With the pass half a yard behind the lumbering centre-back, Mohamed Salah smelled opportunity and darted onto the misplaced ball, before calmly slotting past Peter Gulacsi.
This error clearly gave Leipzig an appetite for self-destruction as minutes later, highly-rated young centre-back Nordi Mukiele was guilty of an even more heinous mistake. There were thousands of acceptable ways that Mukiele could have dealt with Curtis Jones' innocuous long ball - none of them involved falling on his backside like a Sunday league plodder still sweating out the six pints they enjoyed the night before, and staying there in a strop as his opponent ran clear.
Sadio Mane would benefit this time, racing onto the loose before stroking the ball across Gulacsi and into the back of the net.

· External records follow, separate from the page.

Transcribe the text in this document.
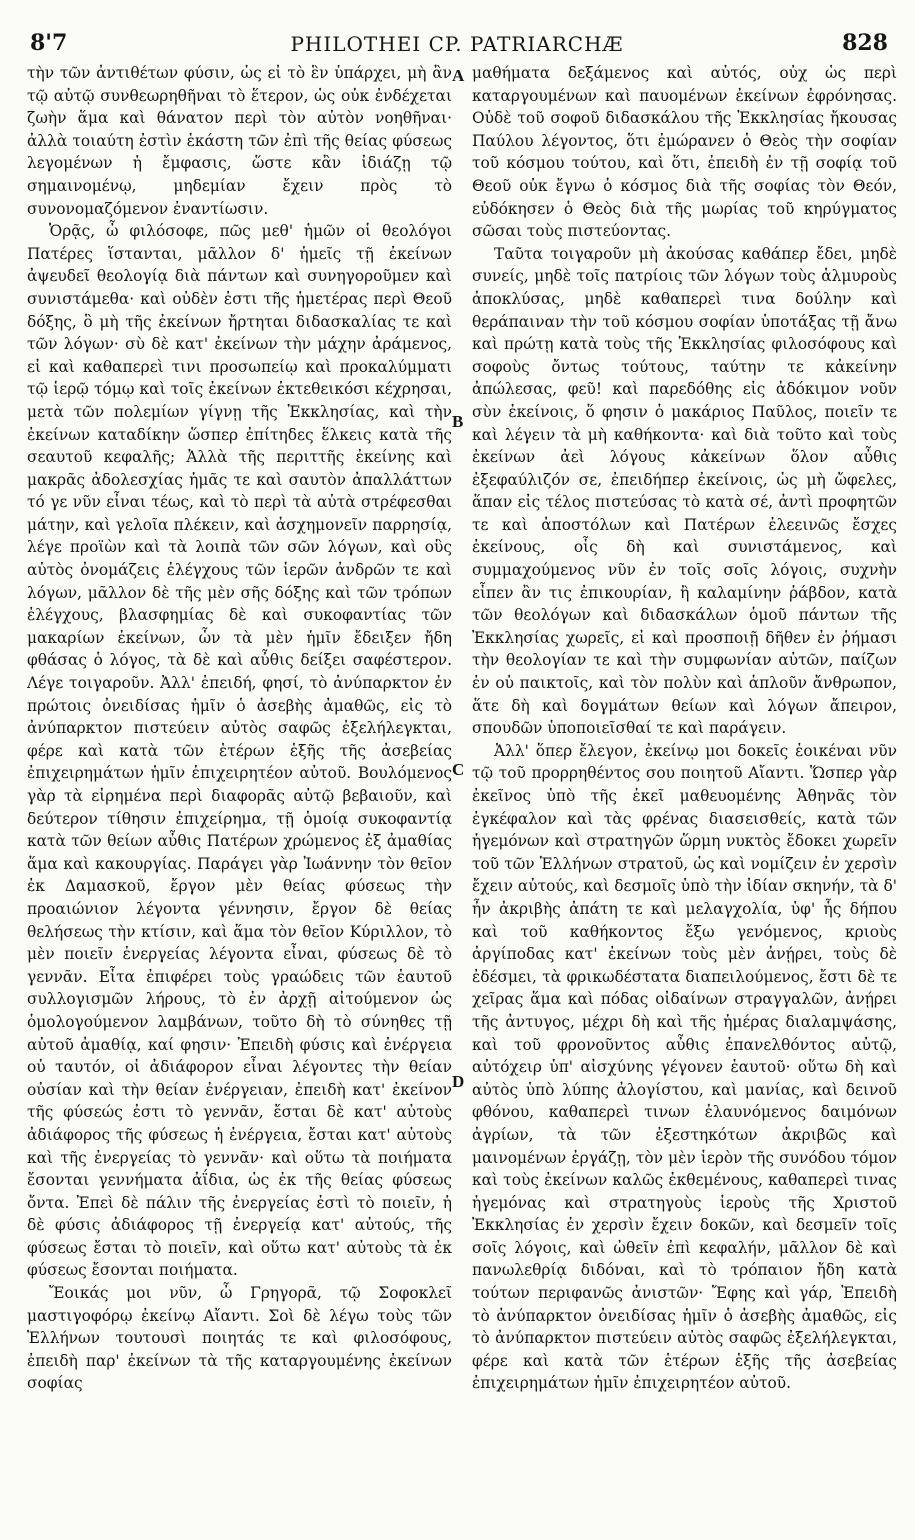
8'7	PHILOTHEI CP. PATRIARCHÆ	828

τὴν τῶν ἀντιθέτων φύσιν, ὡς εἰ τὸ ἓν ὑπάρχει, μὴ ἂν τῷ αὐτῷ συνθεωρηθῆναι τὸ ἕτερον, ὡς οὐκ ἐνδέχεται ζωὴν ἅμα καὶ θάνατον περὶ τὸν αὐτὸν νοηθῆναι· ἀλλὰ τοιαύτη ἐστὶν ἑκάστη τῶν ἐπὶ τῆς θείας φύσεως λεγομένων ἡ ἔμφασις, ὥστε κἂν ἰδιάζῃ τῷ σημαινομένῳ, μηδεμίαν ἔχειν πρὸς τὸ συνονομαζόμενον ἐναντίωσιν.

Ὁρᾷς, ὦ φιλόσοφε, πῶς μεθ' ἡμῶν οἱ θεολόγοι Πατέρες ἵστανται, μᾶλλον δ' ἡμεῖς τῇ ἐκείνων ἀψευδεῖ θεολογίᾳ διὰ πάντων καὶ συνηγοροῦμεν καὶ συνιστάμεθα· καὶ οὐδὲν ἐστι τῆς ἡμετέρας περὶ Θεοῦ δόξης, ὃ μὴ τῆς ἐκείνων ἤρτηται διδασκαλίας τε καὶ τῶν λόγων· σὺ δὲ κατ' ἐκείνων τὴν μάχην ἀράμενος, εἰ καὶ καθαπερεὶ τινι προσωπείῳ καὶ προκαλύμματι τῷ ἱερῷ τόμῳ καὶ τοῖς ἐκείνων ἐκτεθεικόσι κέχρησαι, μετὰ τῶν πολεμίων γίγνῃ τῆς Ἐκκλησίας, καὶ τὴν ἐκείνων καταδίκην ὥσπερ ἐπίτηδες ἕλκεις κατὰ τῆς σεαυτοῦ κεφαλῆς; Ἀλλὰ τῆς περιττῆς ἐκείνης καὶ μακρᾶς ἀδολεσχίας ἡμᾶς τε καὶ σαυτὸν ἀπαλλάττων τό γε νῦν εἶναι τέως, καὶ τὸ περὶ τὰ αὐτὰ στρέφεσθαι μάτην, καὶ γελοῖα πλέκειν, καὶ ἀσχημονεῖν παρρησίᾳ, λέγε προϊὼν καὶ τὰ λοιπὰ τῶν σῶν λόγων, καὶ οὓς αὐτὸς ὀνομάζεις ἐλέγχους τῶν ἱερῶν ἀνδρῶν τε καὶ λόγων, μᾶλλον δὲ τῆς μὲν σῆς δόξης καὶ τῶν τρόπων ἐλέγχους, βλασφημίας δὲ καὶ συκοφαντίας τῶν μακαρίων ἐκείνων, ὧν τὰ μὲν ἡμῖν ἔδειξεν ἤδη φθάσας ὁ λόγος, τὰ δὲ καὶ αὖθις δείξει σαφέστερον. Λέγε τοιγαροῦν. Ἀλλ' ἐπειδή, φησί, τὸ ἀνύπαρκτον ἐν πρώτοις ὀνειδίσας ἡμῖν ὁ ἀσεβὴς ἀμαθῶς, εἰς τὸ ἀνύπαρκτον πιστεύειν αὐτὸς σαφῶς ἐξελήλεγκται, φέρε καὶ κατὰ τῶν ἑτέρων ἑξῆς τῆς ἀσεβείας ἐπιχειρημάτων ἡμῖν ἐπιχειρητέον αὐτοῦ. Βουλόμενος γὰρ τὰ εἰρημένα περὶ διαφορᾶς αὐτῷ βεβαιοῦν, καὶ δεύτερον τίθησιν ἐπιχείρημα, τῇ ὁμοίᾳ συκοφαντίᾳ κατὰ τῶν θείων αὖθις Πατέρων χρώμενος ἐξ ἀμαθίας ἅμα καὶ κακουργίας. Παράγει γὰρ Ἰωάννην τὸν θεῖον ἐκ Δαμασκοῦ, ἔργον μὲν θείας φύσεως τὴν προαιώνιον λέγοντα γέννησιν, ἔργον δὲ θείας θελήσεως τὴν κτίσιν, καὶ ἅμα τὸν θεῖον Κύριλλον, τὸ μὲν ποιεῖν ἐνεργείας λέγοντα εἶναι, φύσεως δὲ τὸ γεννᾶν. Εἶτα ἐπιφέρει τοὺς γραώδεις τῶν ἑαυτοῦ συλλογισμῶν λήρους, τὸ ἐν ἀρχῇ αἰτούμενον ὡς ὁμολογούμενον λαμβάνων, τοῦτο δὴ τὸ σύνηθες τῇ αὐτοῦ ἀμαθίᾳ, καί φησιν· Ἐπειδὴ φύσις καὶ ἐνέργεια οὐ ταυτόν, οἱ ἀδιάφορον εἶναι λέγοντες τὴν θείαν οὐσίαν καὶ τὴν θείαν ἐνέργειαν, ἐπειδὴ κατ' ἐκείνον τῆς φύσεώς ἐστι τὸ γεννᾶν, ἔσται δὲ κατ' αὐτοὺς ἀδιάφορος τῆς φύσεως ἡ ἐνέργεια, ἔσται κατ' αὐτοὺς καὶ τῆς ἐνεργείας τὸ γεννᾶν· καὶ οὕτω τὰ ποιήματα ἔσονται γεννήματα ἀΐδια, ὡς ἐκ τῆς θείας φύσεως ὄντα. Ἐπεὶ δὲ πάλιν τῆς ἐνεργείας ἐστὶ τὸ ποιεῖν, ἡ δὲ φύσις ἀδιάφορος τῇ ἐνεργείᾳ κατ' αὐτούς, τῆς φύσεως ἔσται τὸ ποιεῖν, καὶ οὕτω κατ' αὐτοὺς τὰ ἐκ φύσεως ἔσονται ποιήματα.

Ἔοικάς μοι νῦν, ὦ Γρηγορᾶ, τῷ Σοφοκλεῖ μαστιγοφόρῳ ἐκείνῳ Αἴαντι. Σοὶ δὲ λέγω τοὺς τῶν Ἑλλήνων τουτουσὶ ποιητάς τε καὶ φιλοσόφους, ἐπειδὴ παρ' ἐκείνων τὰ τῆς καταργουμένης ἐκείνων σοφίας

A
B
C
D

μαθήματα δεξάμενος καὶ αὐτός, οὐχ ὡς περὶ καταργουμένων καὶ παυομένων ἐκείνων ἐφρόνησας. Οὐδὲ τοῦ σοφοῦ διδασκάλου τῆς Ἐκκλησίας ἤκουσας Παύλου λέγοντος, ὅτι ἐμώρανεν ὁ Θεὸς τὴν σοφίαν τοῦ κόσμου τούτου, καὶ ὅτι, ἐπειδὴ ἐν τῇ σοφίᾳ τοῦ Θεοῦ οὐκ ἔγνω ὁ κόσμος διὰ τῆς σοφίας τὸν Θεόν, εὐδόκησεν ὁ Θεὸς διὰ τῆς μωρίας τοῦ κηρύγματος σῶσαι τοὺς πιστεύοντας.

Ταῦτα τοιγαροῦν μὴ ἀκούσας καθάπερ ἔδει, μηδὲ συνείς, μηδὲ τοῖς πατρίοις τῶν λόγων τοὺς ἁλμυροὺς ἀποκλύσας, μηδὲ καθαπερεὶ τινα δούλην καὶ θεράπαιναν τὴν τοῦ κόσμου σοφίαν ὑποτάξας τῇ ἄνω καὶ πρώτῃ κατὰ τοὺς τῆς Ἐκκλησίας φιλοσόφους καὶ σοφοὺς ὄντως τούτους, ταύτην τε κἀκείνην ἀπώλεσας, φεῦ! καὶ παρεδόθης εἰς ἀδόκιμον νοῦν σὺν ἐκείνοις, ὅ φησιν ὁ μακάριος Παῦλος, ποιεῖν τε καὶ λέγειν τὰ μὴ καθήκοντα· καὶ διὰ τοῦτο καὶ τοὺς ἐκείνων ἀεὶ λόγους κἀκείνων ὅλον αὖθις ἐξεφαύλιζόν σε, ἐπειδήπερ ἐκείνοις, ὡς μὴ ὤφελες, ἅπαν εἰς τέλος πιστεύσας τὸ κατὰ σέ, ἀντὶ προφητῶν τε καὶ ἀποστόλων καὶ Πατέρων ἐλεεινῶς ἔσχες ἐκείνους, οἷς δὴ καὶ συνιστάμενος, καὶ συμμαχούμενος νῦν ἐν τοῖς σοῖς λόγοις, συχνὴν εἶπεν ἂν τις ἐπικουρίαν, ἢ καλαμίνην ῥάβδον, κατὰ τῶν θεολόγων καὶ διδασκάλων ὁμοῦ πάντων τῆς Ἐκκλησίας χωρεῖς, εἰ καὶ προσποιῇ δῆθεν ἐν ῥήμασι τὴν θεολογίαν τε καὶ τὴν συμφωνίαν αὐτῶν, παίζων ἐν οὐ παικτοῖς, καὶ τὸν πολὺν καὶ ἁπλοῦν ἄνθρωπον, ἅτε δὴ καὶ δογμάτων θείων καὶ λόγων ἄπειρον, σπουδῶν ὑποποιεῖσθαί τε καὶ παράγειν.

Ἀλλ' ὅπερ ἔλεγον, ἐκείνῳ μοι δοκεῖς ἐοικέναι νῦν τῷ τοῦ προρρηθέντος σου ποιητοῦ Αἴαντι. Ὥσπερ γὰρ ἐκεῖνος ὑπὸ τῆς ἐκεῖ μαθευομένης Ἀθηνᾶς τὸν ἐγκέφαλον καὶ τὰς φρένας διασεισθείς, κατὰ τῶν ἡγεμόνων καὶ στρατηγῶν ὥρμη νυκτὸς ἔδοκει χωρεῖν τοῦ τῶν Ἑλλήνων στρατοῦ, ὡς καὶ νομίζειν ἐν χερσὶν ἔχειν αὐτούς, καὶ δεσμοῖς ὑπὸ τὴν ἰδίαν σκηνήν, τὰ δ' ἦν ἀκριβὴς ἀπάτη τε καὶ μελαγχολία, ὑφ' ἧς δήπου καὶ τοῦ καθήκοντος ἔξω γενόμενος, κριοὺς ἀργίποδας κατ' ἐκείνων τοὺς μὲν ἀνῄρει, τοὺς δὲ ἐδέσμει, τὰ φρικωδέστατα διαπειλούμενος, ἔστι δὲ τε χεῖρας ἅμα καὶ πόδας οἰδαίνων στραγγαλῶν, ἀνῄρει τῆς ἀντυγος, μέχρι δὴ καὶ τῆς ἡμέρας διαλαμψάσης, καὶ τοῦ φρονοῦντος αὖθις ἐπανελθόντος αὐτῷ, αὐτόχειρ ὑπ' αἰσχύνης γέγονεν ἑαυτοῦ· οὕτω δὴ καὶ αὐτὸς ὑπὸ λύπης ἀλογίστου, καὶ μανίας, καὶ δεινοῦ φθόνου, καθαπερεὶ τινων ἐλαυνόμενος δαιμόνων ἀγρίων, τὰ τῶν ἐξεστηκότων ἀκριβῶς καὶ μαινομένων ἐργάζῃ, τὸν μὲν ἱερὸν τῆς συνόδου τόμον καὶ τοὺς ἐκείνων καλῶς ἐκθεμένους, καθαπερεὶ τινας ἡγεμόνας καὶ στρατηγοὺς ἱεροὺς τῆς Χριστοῦ Ἐκκλησίας ἐν χερσὶν ἔχειν δοκῶν, καὶ δεσμεῖν τοῖς σοῖς λόγοις, καὶ ὠθεῖν ἐπὶ κεφαλήν, μᾶλλον δὲ καὶ πανωλεθρίᾳ διδόναι, καὶ τὸ τρόπαιον ἤδη κατὰ τούτων περιφανῶς ἀνιστῶν· Ἔφης καὶ γάρ, Ἐπειδὴ τὸ ἀνύπαρκτον ὀνειδίσας ἡμῖν ὁ ἀσεβὴς ἀμαθῶς, εἰς τὸ ἀνύπαρκτον πιστεύειν αὐτὸς σαφῶς ἐξελήλεγκται, φέρε καὶ κατὰ τῶν ἑτέρων ἑξῆς τῆς ἀσεβείας ἐπιχειρημάτων ἡμῖν ἐπιχειρητέον αὐτοῦ.
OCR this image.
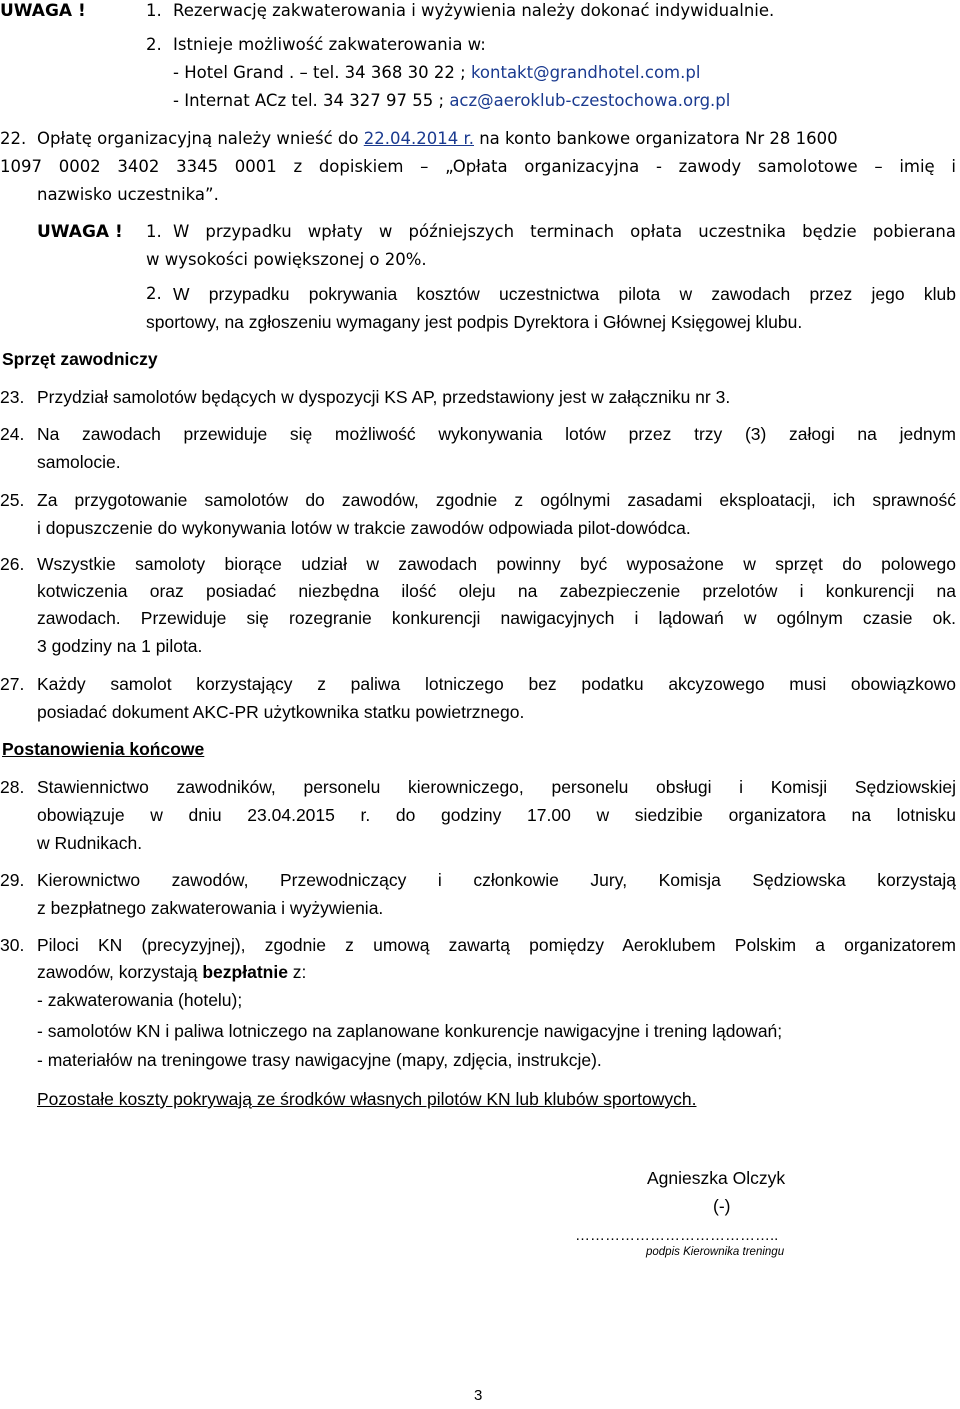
UWAGA !	1. Rezerwację zakwaterowania i wyżywienia należy dokonać indywidualnie.
2. Istnieje możliwość zakwaterowania w:
- Hotel Grand . – tel. 34 368 30 22 ; kontakt@grandhotel.com.pl
- Internat ACz tel. 34 327 97 55 ; acz@aeroklub-czestochowa.org.pl
22. Opłatę organizacyjną należy wnieść do 22.04.2014 r. na konto bankowe organizatora Nr 28 1600
1097 0002 3402 3345 0001 z dopiskiem – „Opłata organizacyjna - zawody samolotowe – imię i
nazwisko uczestnika”.
UWAGA ! 1. W przypadku wpłaty w późniejszych terminach opłata uczestnika będzie pobierana
w wysokości powiększonej o 20%.
2. W przypadku pokrywania kosztów uczestnictwa pilota w zawodach przez jego klub
sportowy, na zgłoszeniu wymagany jest podpis Dyrektora i Głównej Księgowej klubu.
Sprzęt zawodniczy
23. Przydział samolotów będących w dyspozycji KS AP, przedstawiony jest w załączniku nr 3.
24. Na zawodach przewiduje się możliwość wykonywania lotów przez trzy (3) załogi na jednym
samolocie.
25. Za przygotowanie samolotów do zawodów, zgodnie z ogólnymi zasadami eksploatacji, ich sprawność
i dopuszczenie do wykonywania lotów w trakcie zawodów odpowiada pilot-dowódca.
26. Wszystkie samoloty biorące udział w zawodach powinny być wyposażone w sprzęt do polowego
kotwiczenia oraz posiadać niezbędna ilość oleju na zabezpieczenie przelotów i konkurencji na
zawodach. Przewiduje się rozegranie konkurencji nawigacyjnych i lądowań w ogólnym czasie ok.
3 godziny na 1 pilota.
27. Każdy samolot korzystający z paliwa lotniczego bez podatku akcyzowego musi obowiązkowo
posiadać dokument AKC-PR użytkownika statku powietrznego.
Postanowienia końcowe
28. Stawiennictwo zawodników, personelu kierowniczego, personelu obsługi i Komisji Sędziowskiej
obowiązuje w dniu 23.04.2015 r. do godziny 17.00 w siedzibie organizatora na lotnisku
w Rudnikach.
29. Kierownictwo zawodów, Przewodniczący i członkowie Jury, Komisja Sędziowska korzystają
z bezpłatnego zakwaterowania i wyżywienia.
30. Piloci KN (precyzyjnej), zgodnie z umową zawartą pomiędzy Aeroklubem Polskim a organizatorem
zawodów, korzystają bezpłatnie z:
- zakwaterowania (hotelu);
- samolotów KN i paliwa lotniczego na zaplanowane konkurencje nawigacyjne i trening lądowań;
- materiałów na treningowe trasy nawigacyjne (mapy, zdjęcia, instrukcje).
Pozostałe koszty pokrywają ze środków własnych pilotów KN lub klubów sportowych.
Agnieszka Olczyk
(-)
…………………………………..
podpis Kierownika treningu
3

These two errors were indicative of Leipzig's strange performance. Recently, Die Roten Bullen have been playing well. They have made a genuine claim to be Germany's new 'second' team this season and have only lost twice in their last 17 games in all competitions.
Against Liverpool, they showed glimpses of their talent, with Dani Olmo's hitting the post with a innovative diving header early on and Angeliño causing problems with his intelligent positioning. Largely though, Leipzig looked bizarrely nervous, particularly at the back.
This manifested itself in a string of basic errors and few players struggled more than Dayot Upamecano, who earlier this week was revealed as David Alaba's successor at Bayern Munich. Die Roten would have watched his display through their fingers, with the Frenchman routinely caught in possession and also been guilty of some unforgivably slack passing, which put his team under unnecessary pressure.
Although Upamecano was particularly poor, his performance was indicative of Leipzig's abundance of unforced errors.
The key word here is unforced. Although Liverpool did press effectively on Tuesday night, this was not them strangling their opponents into submission, as they have done so many times before in Europe. A more apt description would be that the Reds were handed the game on a silver platter through Leipzig's own incompetence.
Although the boost in confidence that the win will bring is much-needed, Liverpool must not get ahead of themselves. This tie remains far from over as there is no chance that Leipzig will play that poorly again when the two teams meet at Anfield for the second leg on 10 March.